Guemesey, 1883. A Durand-Ruel.
Mi sono trovato su una spiaggia affascinante e completamente diversa dalle nostre normali spiagge normanne. Qui ci si bagna tra le rocce che servono da cabina, poiché non c’è altro : niente di più delizioso del miscuglio di uomini e donne assembrati su questi scogli. Ci si crederebbe molto di più in un paesaggio alla Watteau che nella realtà. Avrò dunque una fonte di motivi reali, piacevoli, di cui mi potrò servire.
La Rochelle, estate 1884. A Durand-Ruel.
L’ultimo quadro che ho visto di Corot aveva suscitato in me un desiderio folle di vedere questo porto e sono meravigliato di notare, malgrado il vago ricordo che ho del quadro, il realismo straordinario del tono. li-quadro dimenticato mi .è ritornato alla memoria. È straordinario.
[…] Piove tutti i giorni, ma il poco che faccio o che farò mi ha fatto compiere qualche progresso. È il primo viaggio che mi sarà servito a qualcosa, e proprio perché il tempo tanto cattivo mi ha indotto più a riflettere e vedere che a eseguire del vero lavoro. Tuttavia ho riempito qualche tela. Ve le mostrerò. Ho perduto molto lavorando nell’atelier, in quattro metri quadrati. Avrei guadagnato dieci anni a fare ciò che ha fatto Monet.
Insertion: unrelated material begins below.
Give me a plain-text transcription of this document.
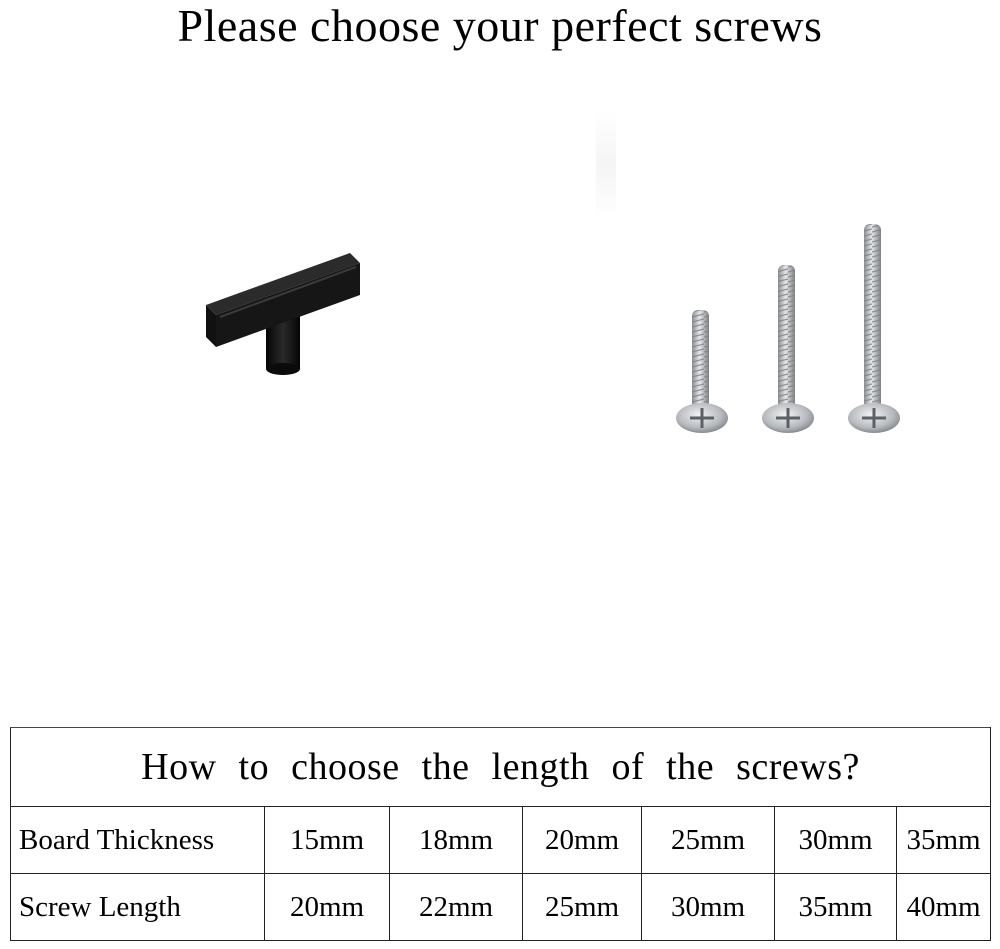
Please choose your perfect screws
How to choose the length of the screws?						
Board Thickness	15mm	18mm	20mm	25mm	30mm	35mm
Screw Length	20mm	22mm	25mm	30mm	35mm	40mm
Essoyes, settembre-ottobre 1885. A Durand-Ruel.
Ho ripreso, per non lasciarla più, l’antica pittura dolce e leggera. Voglio rientrare con una serie di tele, poiché, non cercando più, faccio progressi in ciascun dipinto. È tutto diverso dai miei ultimi paesaggi e dal ritratto monotono di vostra figlia. C’è la tecnica delle Pescatrici e della Donna col ventaglio, con una leggera differenza data da un tono che non riuscivo a trovare e sul quale ho finito per mettere la mano. Non è niente di nuovo, ma è un seguito ai quadri del XVIII secolo. […] È per spiegarvi press’a poco la mia nuova fattura e ultima (Fragonard in tono minore). […] Non mi paragono […] a un maestro del XVIII secolo. Ma bisogna pure che vi spieghi in quale senso lavoro.
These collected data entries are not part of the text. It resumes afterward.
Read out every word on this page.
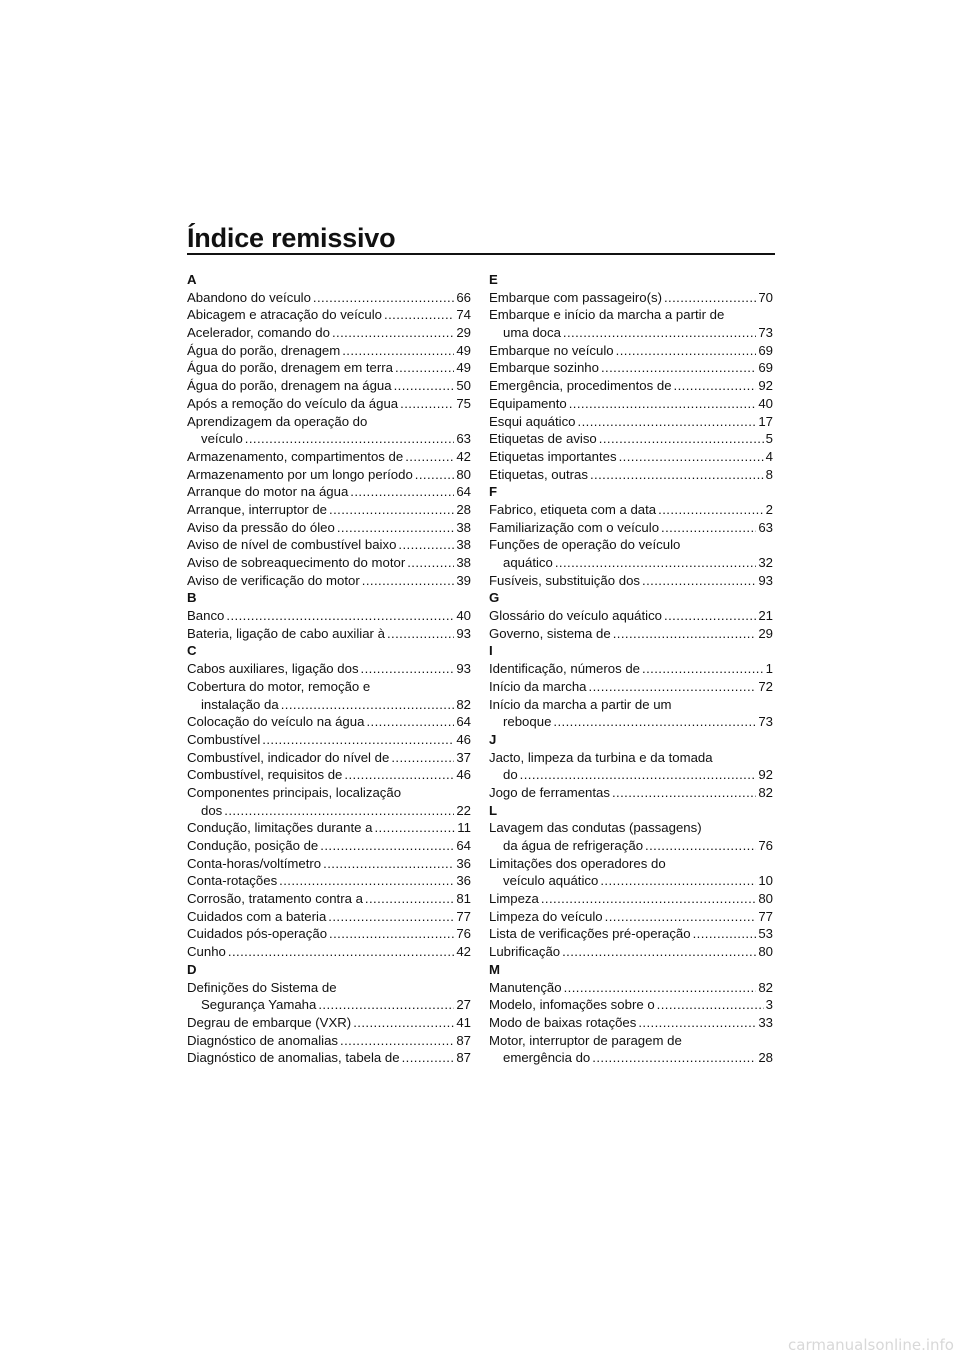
Índice remissivo
A
Abandono do veículo .....	66
Abicagem e atracação do veículo .....	74
Acelerador, comando do .....	29
Água do porão, drenagem .....	49
Água do porão, drenagem em terra .....	49
Água do porão, drenagem na água .....	50
Após a remoção do veículo da água .....	75
Aprendizagem da operação do
veículo .....	63
Armazenamento, compartimentos de .....	42
Armazenamento por um longo período .....	80
Arranque do motor na água .....	64
Arranque, interruptor de .....	28
Aviso da pressão do óleo .....	38
Aviso de nível de combustível baixo .....	38
Aviso de sobreaquecimento do motor .....	38
Aviso de verificação do motor .....	39
B
Banco .....	40
Bateria, ligação de cabo auxiliar à .....	93
C
Cabos auxiliares, ligação dos .....	93
Cobertura do motor, remoção e
instalação da .....	82
Colocação do veículo na água .....	64
Combustível .....	46
Combustível, indicador do nível de .....	37
Combustível, requisitos de .....	46
Componentes principais, localização
dos .....	22
Condução, limitações durante a .....	11
Condução, posição de .....	64
Conta-horas/voltímetro .....	36
Conta-rotações .....	36
Corrosão, tratamento contra a .....	81
Cuidados com a bateria .....	77
Cuidados pós-operação .....	76
Cunho .....	42
D
Definições do Sistema de
Segurança Yamaha .....	27
Degrau de embarque (VXR) .....	41
Diagnóstico de anomalias .....	87
Diagnóstico de anomalias, tabela de .....	87
E
Embarque com passageiro(s) .....	70
Embarque e início da marcha a partir de
uma doca .....	73
Embarque no veículo .....	69
Embarque sozinho .....	69
Emergência, procedimentos de .....	92
Equipamento .....	40
Esqui aquático .....	17
Etiquetas de aviso .....	5
Etiquetas importantes .....	4
Etiquetas, outras .....	8
F
Fabrico, etiqueta com a data .....	2
Familiarização com o veículo .....	63
Funções de operação do veículo
aquático .....	32
Fusíveis, substituição dos .....	93
G
Glossário do veículo aquático .....	21
Governo, sistema de .....	29
I
Identificação, números de .....	1
Início da marcha .....	72
Início da marcha a partir de um
reboque .....	73
J
Jacto, limpeza da turbina e da tomada
do .....	92
Jogo de ferramentas .....	82
L
Lavagem das condutas (passagens)
da água de refrigeração .....	76
Limitações dos operadores do
veículo aquático .....	10
Limpeza .....	80
Limpeza do veículo .....	77
Lista de verificações pré-operação .....	53
Lubrificação .....	80
M
Manutenção .....	82
Modelo, infomações sobre o .....	3
Modo de baixas rotações .....	33
Motor, interruptor de paragem de
emergência do .....	28
carmanualsonline.info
Essoyes, ottobre 1885. A Durand-Ruel.
Sto lavorando e ho delle cose in atto nella maniera della Donna col ventaglio. Ho avuto come modelli delle deliziose giovanotte e dei bambini. Ho cominciato delle Lavandaie e due teste. Una giovanotta che culla un marmocchio biondissimo. Penso che questa volta andrà bene. È una pittura molto dolce e colorata, ma chiara.